Andaram mais um pouco...
Song Shuhang viu outra figura conhecida.
Um homem de meia-idade, vestindo camisa branca e calças pretas, carregando uma pasta. Mesmo no hospital, seu semblante era apressado, com a expressão de quem é esmagado pela vida.
Era o mesmo homem que, da última vez, deixou dinheiro cair na frente de Song Shuhang e o confundiu com um golpista.
Lembrava que ele perdeu cerca de cento e cinquenta reais?
E aquela tarde, no metrô, também cruzaram caminhos. Song Shuhang estava entrando, o homem saindo, com ar furtivo, como se estivesse seguindo alguém.
Era mesmo destino encontrar aquele homem tantas vezes; Song Shuhang pensou que estava destinado a devolver os cento e cinquenta reais.
Então, elevou a voz e chamou:
— Senhor, senhor! Olá!
Zhao Yaya perguntou, intrigada:
— Você conhece ele?
O homem se virou, olhou para Song Shuhang, com expressão confusa. Claramente, já havia esquecido completamente de Song Shuhang.
— Senhor, sou eu! Da última vez, você deixou cento e cinquenta reais cair na minha frente, eu peguei para devolver! Agora que nos encontramos de novo, preciso devolver para você! — Song Shuhang começou a procurar o dinheiro no bolso.
Enquanto falava, o homem finalmente pareceu reconhecer:
— Golpista?
Song Shuhang ficou sem reação.
— Senhor, não sou golpista. Você mesmo deixou cair cento e cinquenta reais, só queria devolver! Posso devolver agora mesmo! — explicou pacientemente, pois sentia uma certa ligação com o homem, já que se encontraram tantas vezes.

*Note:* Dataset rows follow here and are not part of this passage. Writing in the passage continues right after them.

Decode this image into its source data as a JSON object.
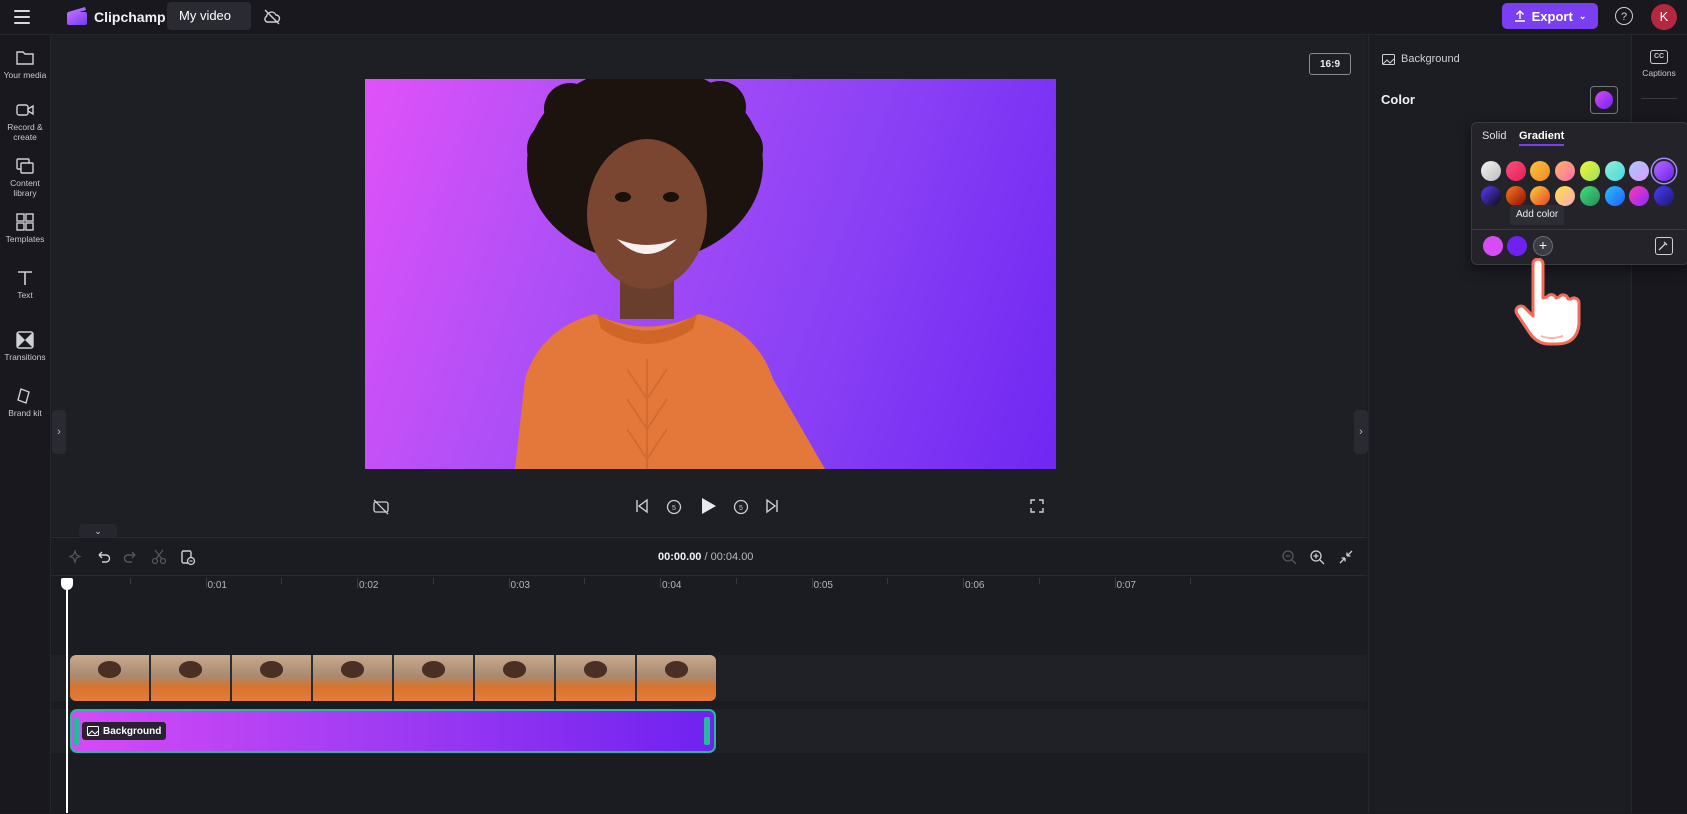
{
  "app": {
    "brand": "Clipchamp",
    "project_name": "My video",
    "export_label": "Export",
    "help_label": "?",
    "avatar_initial": "K"
  },
  "sidebar": {
    "items": [
      {
        "label": "Your media",
        "icon": "folder-icon"
      },
      {
        "label": "Record & create",
        "icon": "camera-icon"
      },
      {
        "label": "Content library",
        "icon": "library-icon"
      },
      {
        "label": "Templates",
        "icon": "templates-icon"
      },
      {
        "label": "Text",
        "icon": "text-icon"
      },
      {
        "label": "Transitions",
        "icon": "transitions-icon"
      },
      {
        "label": "Brand kit",
        "icon": "brand-kit-icon"
      }
    ]
  },
  "preview": {
    "aspect_ratio": "16:9"
  },
  "timeline": {
    "current_time": "00:00.00",
    "separator": " / ",
    "total_time": "00:04.00",
    "ticks": [
      "0",
      "0:01",
      "0:02",
      "0:03",
      "0:04",
      "0:05",
      "0:06",
      "0:07"
    ],
    "background_clip_label": "Background"
  },
  "properties": {
    "section_title": "Background",
    "color_label": "Color",
    "captions_label": "Captions"
  },
  "color_picker": {
    "tabs": {
      "solid": "Solid",
      "gradient": "Gradient"
    },
    "active_tab": "Gradient",
    "add_color_tooltip": "Add color",
    "add_button": "+",
    "selected_stops": [
      "#d84cf8",
      "#6f22ef"
    ],
    "row1": [
      [
        "#f4f4f4",
        "#bdbdbd"
      ],
      [
        "#ff4f7b",
        "#e01e5a"
      ],
      [
        "#ffc53d",
        "#f08a24"
      ],
      [
        "#ffb36b",
        "#ff6fa8"
      ],
      [
        "#f4f53a",
        "#9be15d"
      ],
      [
        "#8ff0d0",
        "#4bd6e6"
      ],
      [
        "#a7c8ff",
        "#d79cff"
      ],
      [
        "#b36bff",
        "#6f22ef"
      ]
    ],
    "row2": [
      [
        "#5c3bff",
        "#0a0a14"
      ],
      [
        "#ff7a1a",
        "#8a0a0a"
      ],
      [
        "#ffcf3a",
        "#e0402a"
      ],
      [
        "#ffe23a",
        "#f7a7c8"
      ],
      [
        "#3ee07a",
        "#2a8a5a"
      ],
      [
        "#1ec4ff",
        "#2a5bff"
      ],
      [
        "#ff3ab0",
        "#8a2aff"
      ],
      [
        "#4a3bff",
        "#1a1a6a"
      ]
    ]
  },
  "colors": {
    "accent": "#7b3ff2",
    "clip_border": "#2bb6a0",
    "canvas_start": "#e052f8",
    "canvas_end": "#7027f2"
  }
}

Mas o homem mudou de expressão, murmurando:
— Hoje em dia, os golpistas estão tão audaciosos? Chegou a me seguir para me enganar? Trouxe até um cúmplice? Será que ainda vivemos numa sociedade justa?! Acham que sou tolo? Não adianta... conheço o jogo de vocês, não vou cair na armadilha.
E assim, virou-se rapidamente e saiu correndo.
Song Shuhang ficou parado, segurando os cento e cinquenta reais; não sabia se devia guardar ou entregar.
Senhor, eu nunca achei que você fosse tolo... Mas agora, realmente parece que é!
Zhao Yaya percebeu que os olhares ao redor estavam ficando constrangedores, então pressionou a mão de Song Shuhang, fazendo-o guardar o dinheiro:
— Você é bom demais! Deixe esse homem pra lá, vamos embora.
Song Shuhang, entre divertido e frustrado, pediu consolo:
— Irmã, será que pareço um golpista?
— Pronto, pronto, você não tem nada de golpista — Zhao Yaya riu alto e puxou Shuhang, saindo rapidamente dali.